Perbincangan di antara aku dengan Kak Margaret berjalan hangat dan lancar, saat kupersilakan masuk, ia langsung duduk di atas sofa sambil secara berkala memerhatikanku dari jauh.

“Jika kulihat lagi, wajahmu jauh lebih tampan dari pada waktu masih kecil dulu,” puji Kak Margaret.

Wanita itu bukan sosok wanita yang mudah melemparkan godaan dan pujian begitu saja, ia tipe wanita yang serius dan jika sekali memuji, berarti pujian itu memang benar adanya dan ia berkata dengan sungguh-sungguh.

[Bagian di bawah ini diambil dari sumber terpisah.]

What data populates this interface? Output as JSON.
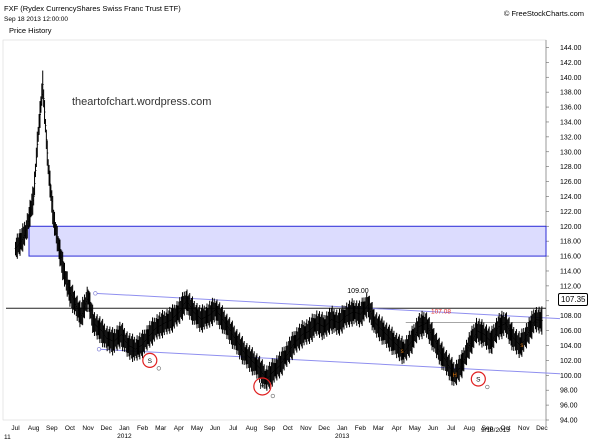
{
  "header": {
    "symbol_title": "FXF (Rydex CurrencyShares Swiss Franc Trust ETF)",
    "date_line": "Sep 18 2013 12:00:00",
    "panel_label": "Price History",
    "brand": "© FreeStockCharts.com",
    "watermark": "theartofchart.wordpress.com",
    "footer_date": "9/18/2013",
    "bottom_left_mark": "11"
  },
  "chart_data": {
    "type": "line",
    "title": "FXF (Rydex CurrencyShares Swiss Franc Trust ETF)",
    "ylim": [
      94,
      145
    ],
    "y_ticks": [
      94,
      96,
      98,
      100,
      102,
      104,
      106,
      108,
      110,
      112,
      114,
      116,
      118,
      120,
      122,
      124,
      126,
      128,
      130,
      132,
      134,
      136,
      138,
      140,
      142,
      144
    ],
    "y_tick_labels": [
      "94.00",
      "96.00",
      "98.00",
      "100.00",
      "102.00",
      "104.00",
      "106.00",
      "108.00",
      "110.00",
      "112.00",
      "114.00",
      "116.00",
      "118.00",
      "120.00",
      "122.00",
      "124.00",
      "126.00",
      "128.00",
      "130.00",
      "132.00",
      "134.00",
      "136.00",
      "138.00",
      "140.00",
      "142.00",
      "144.00"
    ],
    "x_months": [
      "Jul",
      "Aug",
      "Sep",
      "Oct",
      "Nov",
      "Dec",
      "Jan",
      "Feb",
      "Mar",
      "Apr",
      "May",
      "Jun",
      "Jul",
      "Aug",
      "Sep",
      "Oct",
      "Nov",
      "Dec",
      "Jan",
      "Feb",
      "Mar",
      "Apr",
      "May",
      "Jun",
      "Jul",
      "Aug",
      "Sep",
      "Oct",
      "Nov",
      "Dec"
    ],
    "x_years": [
      "2012",
      "2013"
    ],
    "last_price": "107.35",
    "horizontal_level": {
      "value": 109.0,
      "label": "109.00"
    },
    "resistance_level": {
      "value": 107.08,
      "label": "107.08"
    },
    "zone": {
      "low": 116.0,
      "high": 120.0
    },
    "colors": {
      "price": "#000000",
      "trendline": "#8f8fef",
      "zone_fill": "#dcdcfe",
      "zone_border": "#2b2bd6",
      "annot_red": "#e02020",
      "annot_orange": "#e07a10",
      "level_label": "#e03030"
    },
    "annotations": [
      {
        "label": "S",
        "month": 7.4,
        "price": 102.0
      },
      {
        "label": "H",
        "month": 13.6,
        "price": 98.5
      },
      {
        "label": "S",
        "month": 25.5,
        "price": 99.5
      }
    ],
    "small_marks": [
      {
        "label": "s",
        "month": 21.3,
        "price": 103.0
      },
      {
        "label": "H",
        "month": 24.2,
        "price": 99.8
      },
      {
        "label": "s",
        "month": 27.9,
        "price": 103.8
      }
    ],
    "series": [
      {
        "months": [
          0.0,
          0.3,
          0.6,
          1.0,
          1.2,
          1.5,
          1.8,
          2.1,
          2.4,
          2.7,
          3.0,
          3.3,
          3.6,
          4.0,
          4.3,
          4.7,
          5.0,
          5.4,
          5.8,
          6.2,
          6.6,
          7.0,
          7.4,
          7.8,
          8.2,
          8.6,
          9.0,
          9.4,
          9.8,
          10.2,
          10.6,
          11.0,
          11.4,
          11.8,
          12.2,
          12.6,
          13.0,
          13.4,
          13.8,
          14.2,
          14.6,
          15.0,
          15.4,
          15.8,
          16.2,
          16.6,
          17.0,
          17.4,
          17.8,
          18.2,
          18.6,
          19.0,
          19.4,
          19.8,
          20.2,
          20.6,
          21.0,
          21.4,
          21.8,
          22.2,
          22.6,
          23.0,
          23.4,
          23.8,
          24.2,
          24.6,
          25.0,
          25.4,
          25.8,
          26.2,
          26.6,
          27.0,
          27.4,
          27.8,
          28.2,
          28.6,
          29.0
        ],
        "close": [
          117.0,
          118.0,
          119.5,
          124.0,
          131.0,
          139.0,
          128.0,
          121.0,
          117.0,
          113.5,
          111.0,
          109.5,
          108.0,
          110.5,
          107.0,
          106.0,
          105.0,
          104.5,
          105.5,
          104.0,
          103.5,
          104.2,
          105.5,
          106.5,
          107.0,
          107.5,
          108.5,
          110.0,
          108.5,
          107.5,
          108.0,
          108.8,
          107.5,
          106.0,
          104.5,
          103.0,
          102.0,
          101.0,
          99.5,
          100.5,
          101.5,
          103.0,
          104.5,
          105.5,
          106.0,
          107.0,
          106.5,
          107.5,
          107.0,
          108.0,
          108.5,
          108.2,
          109.5,
          107.0,
          106.0,
          105.0,
          104.0,
          103.2,
          104.5,
          106.5,
          107.0,
          105.0,
          103.0,
          101.5,
          100.0,
          101.5,
          104.0,
          106.0,
          105.5,
          104.5,
          106.5,
          107.0,
          105.0,
          104.0,
          105.5,
          107.5,
          107.35
        ]
      }
    ],
    "trendlines": [
      {
        "name": "upper",
        "from": {
          "month": 4.4,
          "price": 111.0
        },
        "to": {
          "month": 30.0,
          "price": 107.6
        }
      },
      {
        "name": "lower",
        "from": {
          "month": 4.6,
          "price": 103.5
        },
        "to": {
          "month": 30.0,
          "price": 100.2
        }
      },
      {
        "name": "level",
        "from": {
          "month": 21.5,
          "price": 107.08
        },
        "to": {
          "month": 28.8,
          "price": 107.08
        }
      }
    ]
  }
}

“Aku ini laki-laki, sudah tentu tampan, kan?” tanyaku, mencoba merendah agar tidak tampil canggung di depannya.

“Benar, kalau laki-laki itu tampan, tapi ada kriteria ketampanan itu sendiri dan tidak semua laki-laki mendapatkan hal itu,” ucap Kak Margaret, membantah apa yang kupertanyakan.

“Jangan memujiku, Kak. Aku hanya laki-laki biasa.”

“Justru itulah letak perbedaanmu, kamu laki-laki biasa tapi wajahmu 100% seperti artis oriental Indonesia,” puji kembali Kak Margaret.

Demi menghindari pujian-pujian, aku menyalakan Tv dan memutarkan channel berita. Hampir seluruhnya diisi oleh berita tentang pemilihan umum yang akan datang, hingga muncul sebuah berita breaking news.

“… Terjadi kecelakaan maut di ruas Jalan raya Cianjur-Bandung, seluruh penumpang bus meninggal di tempat.”

“Akhir-akhir ini banyak kecelakaan yang terjadi, jalan raya semakin menakutkan, bukan benar begitu, Rafael?”

Tidak mungkin.

Ini pasti tidak mungkin, mereka tidak mungkin berada di bus itu!

“Rafael, apa kamu baik-baik saja?” tanya Kak Margaret.

Tanpa membalas ucapan Kak Margaret, aku langsung meraih ponselku dan mencoba menelepon nomor ponsel Ayah dan Ibu. Beberapa kali kucoba, tapi nihil jawaban dari mereka.

Pikiranku semakin campur aduk, kalut marut akibat berita yang kudengar. Beberapa kali kucoba menelepon, pada akhirnya tidak ada jawaban yang datang.

Karena panik, air mataku perlahan jatuh membuat Kak Margaret kebingungan. Ia mencengkeram kedua tanganku dan menanyakan ada apa.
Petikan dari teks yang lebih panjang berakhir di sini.